Part 5: Apotek

13 1 0
                                    

Ups! Gambar ini tidak mengikuti Pedoman Konten kami. Untuk melanjutkan publikasi, hapuslah gambar ini atau unggah gambar lain.

. . . . . . . . . .

Diven buru-buru menghampiri Venus yang sedang berdiri di meja kasir. Perutnya sudah melilit daritadi. Rasa sakitnya tidak bisa ditoleran lagi. Bahkan keringatnya sudah bercucuran sampai ke punggung.

"Ven, lo gantiin gue beli susu sama keju ya. Gue mules banget nih!" sorak Diven. Dia meremas bajunya untuk mengurangi rasa mulesnya. Beberapa hari belakangan orderan cukup banyak. Sehingga stok dapur cepat habis.

Venus tersenyum saat memberikan uang kembalian ke pelanggan lalu mengalihkan perhatiannya ke Diven. Dia tertawa melihat Diven yang sudah pucat. "Apa? beli apa?" tanya Venus pura-pura tidak mendengar apa yang dikatakan Diven.

Diven mendecak kesal. "Beliin susu sama keju! Tai gue udah diujung, nih duitnya!" Diven melempar beberapa lembar uang lima puluh ribu, sambil memegang pantatnya agar benda berbau tidak terjun bebas dari pantatnya. Kemudian dia langsung berlari menuju toilet.

"Beli berapa, Div??" sorak Venus sambil menahan tawanya. Venus memungut uang yang tergeletak di lantai.

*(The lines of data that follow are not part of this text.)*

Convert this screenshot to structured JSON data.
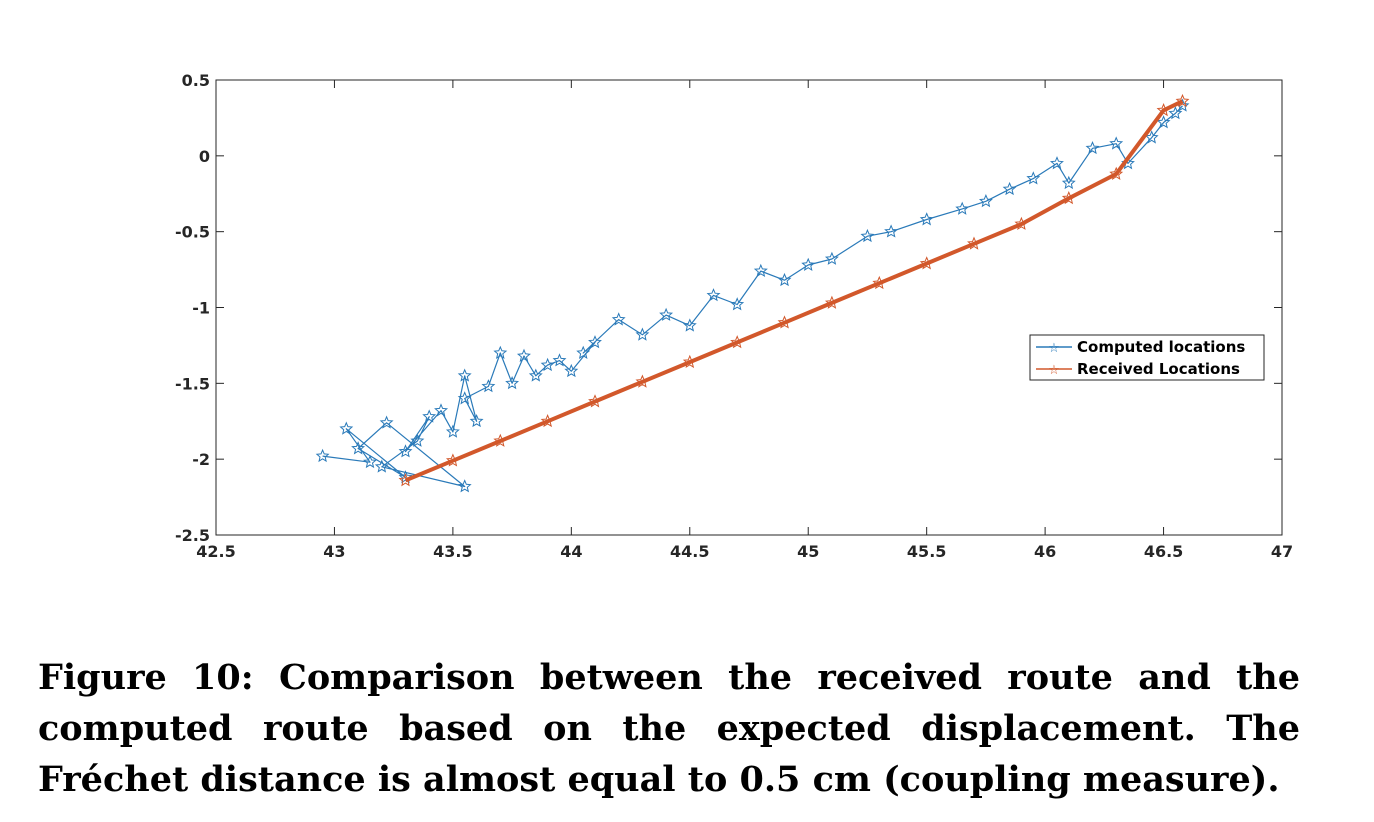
{
  "chart_data": {
    "type": "line",
    "title": "",
    "xlabel": "",
    "ylabel": "",
    "xlim": [
      42.5,
      47
    ],
    "ylim": [
      -2.5,
      0.5
    ],
    "x_ticks": [
      "42.5",
      "43",
      "43.5",
      "44",
      "44.5",
      "45",
      "45.5",
      "46",
      "46.5",
      "47"
    ],
    "y_ticks": [
      "0.5",
      "0",
      "-0.5",
      "-1",
      "-1.5",
      "-2",
      "-2.5"
    ],
    "grid": false,
    "legend_position": "right",
    "series": [
      {
        "name": "Computed locations",
        "color": "#2a7ab9",
        "marker": "star",
        "x": [
          42.95,
          43.15,
          43.05,
          43.3,
          43.1,
          43.22,
          43.55,
          43.2,
          43.35,
          43.4,
          43.3,
          43.45,
          43.5,
          43.55,
          43.6,
          43.55,
          43.65,
          43.7,
          43.75,
          43.8,
          43.85,
          43.9,
          43.95,
          44.0,
          44.1,
          44.05,
          44.2,
          44.3,
          44.4,
          44.5,
          44.6,
          44.7,
          44.8,
          44.9,
          45.0,
          45.1,
          45.25,
          45.35,
          45.5,
          45.65,
          45.75,
          45.85,
          45.95,
          46.05,
          46.1,
          46.2,
          46.3,
          46.35,
          46.45,
          46.5,
          46.55,
          46.58
        ],
        "y": [
          -1.98,
          -2.02,
          -1.8,
          -2.12,
          -1.93,
          -1.76,
          -2.18,
          -2.05,
          -1.88,
          -1.72,
          -1.95,
          -1.68,
          -1.82,
          -1.45,
          -1.75,
          -1.6,
          -1.52,
          -1.3,
          -1.5,
          -1.32,
          -1.45,
          -1.38,
          -1.35,
          -1.42,
          -1.23,
          -1.3,
          -1.08,
          -1.18,
          -1.05,
          -1.12,
          -0.92,
          -0.98,
          -0.76,
          -0.82,
          -0.72,
          -0.68,
          -0.53,
          -0.5,
          -0.42,
          -0.35,
          -0.3,
          -0.22,
          -0.15,
          -0.05,
          -0.18,
          0.05,
          0.08,
          -0.05,
          0.12,
          0.22,
          0.28,
          0.33
        ]
      },
      {
        "name": "Received Locations",
        "color": "#d2582b",
        "marker": "star",
        "x": [
          43.3,
          43.5,
          43.7,
          43.9,
          44.1,
          44.3,
          44.5,
          44.7,
          44.9,
          45.1,
          45.3,
          45.5,
          45.7,
          45.9,
          46.1,
          46.3,
          46.5,
          46.58
        ],
        "y": [
          -2.14,
          -2.01,
          -1.88,
          -1.75,
          -1.62,
          -1.49,
          -1.36,
          -1.23,
          -1.1,
          -0.97,
          -0.84,
          -0.71,
          -0.58,
          -0.45,
          -0.28,
          -0.12,
          0.3,
          0.36
        ]
      }
    ]
  },
  "caption": "Figure 10: Comparison between the received route and the computed route based on the expected displacement. The Fréchet distance is almost equal to 0.5 cm (coupling measure)."
}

"Suka-suka lo! Banyak tanya lo!" teriak Diven dari dalam toilet.

Selanjutnya, terdengar tawa Venus yang sudah memenuhi satu cafe. Menurut Venus, wajah Diven menahan sakit perut tadi sangat jelek. Muka merah dan keringat yang bercucuran yang membuat baju belakang Diven basah. Jangan lupa tangan Diven yang gemetaran karena menahan bom yang akan meledak. Lelaki berkumis tipis itu kembali tergelak.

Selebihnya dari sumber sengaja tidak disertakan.